So, I have been putting off making a pretty big decision. It's like I know my decision, I know what I'm supposed to do, but I don't want to do it. I've noticed, however that this effects my motivation in so many other areas of life. I'm less motivated to exercise, clean, and by the lack of a blog in quite a while, anything extra.
I do believe however, that I've discovered what the root of my problem is. I'm afraid of failing, afraid of falling on my face, and letting people down. I look at it and realize that this decision will literally change everything about my life, and I don't know if I'm strong enough to handle that. I also struggle with the idea of even being good enough to handle it. Am I really equipped and ready for this? Is there more I should be doing now?

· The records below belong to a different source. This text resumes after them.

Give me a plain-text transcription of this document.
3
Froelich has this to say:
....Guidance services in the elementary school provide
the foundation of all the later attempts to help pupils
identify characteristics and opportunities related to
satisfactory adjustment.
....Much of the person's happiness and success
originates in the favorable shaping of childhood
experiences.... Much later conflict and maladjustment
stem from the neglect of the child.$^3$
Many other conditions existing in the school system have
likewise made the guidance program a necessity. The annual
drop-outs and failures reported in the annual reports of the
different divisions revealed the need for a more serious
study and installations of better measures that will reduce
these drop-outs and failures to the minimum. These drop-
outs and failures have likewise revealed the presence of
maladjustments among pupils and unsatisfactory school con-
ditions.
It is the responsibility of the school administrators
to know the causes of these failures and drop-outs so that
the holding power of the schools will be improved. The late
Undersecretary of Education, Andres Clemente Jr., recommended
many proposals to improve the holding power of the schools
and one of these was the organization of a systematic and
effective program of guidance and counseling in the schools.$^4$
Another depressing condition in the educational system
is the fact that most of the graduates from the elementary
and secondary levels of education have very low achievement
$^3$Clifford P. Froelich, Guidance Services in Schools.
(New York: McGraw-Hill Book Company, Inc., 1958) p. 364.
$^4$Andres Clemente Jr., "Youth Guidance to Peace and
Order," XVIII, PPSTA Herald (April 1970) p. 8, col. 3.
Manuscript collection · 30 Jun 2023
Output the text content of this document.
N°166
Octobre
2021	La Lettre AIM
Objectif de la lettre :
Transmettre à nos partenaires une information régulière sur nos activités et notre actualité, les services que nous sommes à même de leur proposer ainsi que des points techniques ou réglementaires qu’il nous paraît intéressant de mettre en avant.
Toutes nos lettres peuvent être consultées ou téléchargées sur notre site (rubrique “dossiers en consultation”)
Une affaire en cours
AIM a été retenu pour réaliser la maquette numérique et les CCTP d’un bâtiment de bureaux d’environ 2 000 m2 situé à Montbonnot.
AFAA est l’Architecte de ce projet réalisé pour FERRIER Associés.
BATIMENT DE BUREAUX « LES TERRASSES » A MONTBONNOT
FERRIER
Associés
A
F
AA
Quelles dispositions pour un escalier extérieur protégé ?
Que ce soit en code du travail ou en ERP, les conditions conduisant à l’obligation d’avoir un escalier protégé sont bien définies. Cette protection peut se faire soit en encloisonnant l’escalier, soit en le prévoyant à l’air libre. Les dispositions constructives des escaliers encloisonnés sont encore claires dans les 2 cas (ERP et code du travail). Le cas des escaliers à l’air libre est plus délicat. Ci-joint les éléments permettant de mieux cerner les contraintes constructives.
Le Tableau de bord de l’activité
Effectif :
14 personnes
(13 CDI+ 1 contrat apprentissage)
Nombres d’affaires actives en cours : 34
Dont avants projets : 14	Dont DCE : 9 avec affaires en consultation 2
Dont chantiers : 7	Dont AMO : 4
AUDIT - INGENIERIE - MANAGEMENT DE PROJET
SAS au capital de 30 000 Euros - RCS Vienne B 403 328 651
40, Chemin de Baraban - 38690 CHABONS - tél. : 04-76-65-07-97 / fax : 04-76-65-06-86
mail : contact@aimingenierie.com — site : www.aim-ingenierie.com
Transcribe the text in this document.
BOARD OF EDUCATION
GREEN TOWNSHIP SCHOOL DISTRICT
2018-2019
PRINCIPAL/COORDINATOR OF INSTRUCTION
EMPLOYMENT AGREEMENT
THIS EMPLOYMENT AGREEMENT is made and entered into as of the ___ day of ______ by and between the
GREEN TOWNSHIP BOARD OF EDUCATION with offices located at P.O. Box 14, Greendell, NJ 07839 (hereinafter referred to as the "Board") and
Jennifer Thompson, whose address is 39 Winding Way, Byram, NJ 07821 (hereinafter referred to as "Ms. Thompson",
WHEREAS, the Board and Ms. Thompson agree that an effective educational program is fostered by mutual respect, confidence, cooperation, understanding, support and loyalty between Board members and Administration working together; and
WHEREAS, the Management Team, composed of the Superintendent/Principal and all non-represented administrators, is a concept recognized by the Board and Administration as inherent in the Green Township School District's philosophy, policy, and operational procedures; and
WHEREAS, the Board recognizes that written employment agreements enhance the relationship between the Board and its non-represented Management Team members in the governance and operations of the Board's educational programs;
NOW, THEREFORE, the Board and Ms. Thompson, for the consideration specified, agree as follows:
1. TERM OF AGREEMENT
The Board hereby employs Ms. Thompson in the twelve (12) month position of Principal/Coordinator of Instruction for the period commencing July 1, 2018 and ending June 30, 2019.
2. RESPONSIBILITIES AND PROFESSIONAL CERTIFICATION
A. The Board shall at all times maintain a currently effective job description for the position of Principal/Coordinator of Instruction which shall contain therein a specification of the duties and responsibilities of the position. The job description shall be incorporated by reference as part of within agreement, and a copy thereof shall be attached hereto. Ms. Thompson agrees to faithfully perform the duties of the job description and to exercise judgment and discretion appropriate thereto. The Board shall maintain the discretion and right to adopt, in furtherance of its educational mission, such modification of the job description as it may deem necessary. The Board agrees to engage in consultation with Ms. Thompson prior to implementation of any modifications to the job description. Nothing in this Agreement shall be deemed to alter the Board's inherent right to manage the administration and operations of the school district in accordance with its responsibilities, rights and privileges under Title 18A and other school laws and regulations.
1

It's in these moments, I wish I had my dad the most. Needing his wisdom, and straight talk, as well as his encouragement. In moments of self pity, I hear the Lord saying "I've got this, rest in me first. I am all you need." And yet I still struggle, I still doubt. So then everything else suffers because of it.
I wish I had a great answer, or solution. Something that I could share with you about this journey, but I don't yet. I just know that during this season, I will wait on the Lord. And maybe I'll get some great break through. But in the meantime, I would like to ask you to pray for me. Pray for wisdom and clarity.
Thank you so much for your love and support, and I hope to be able to report soon with my decision!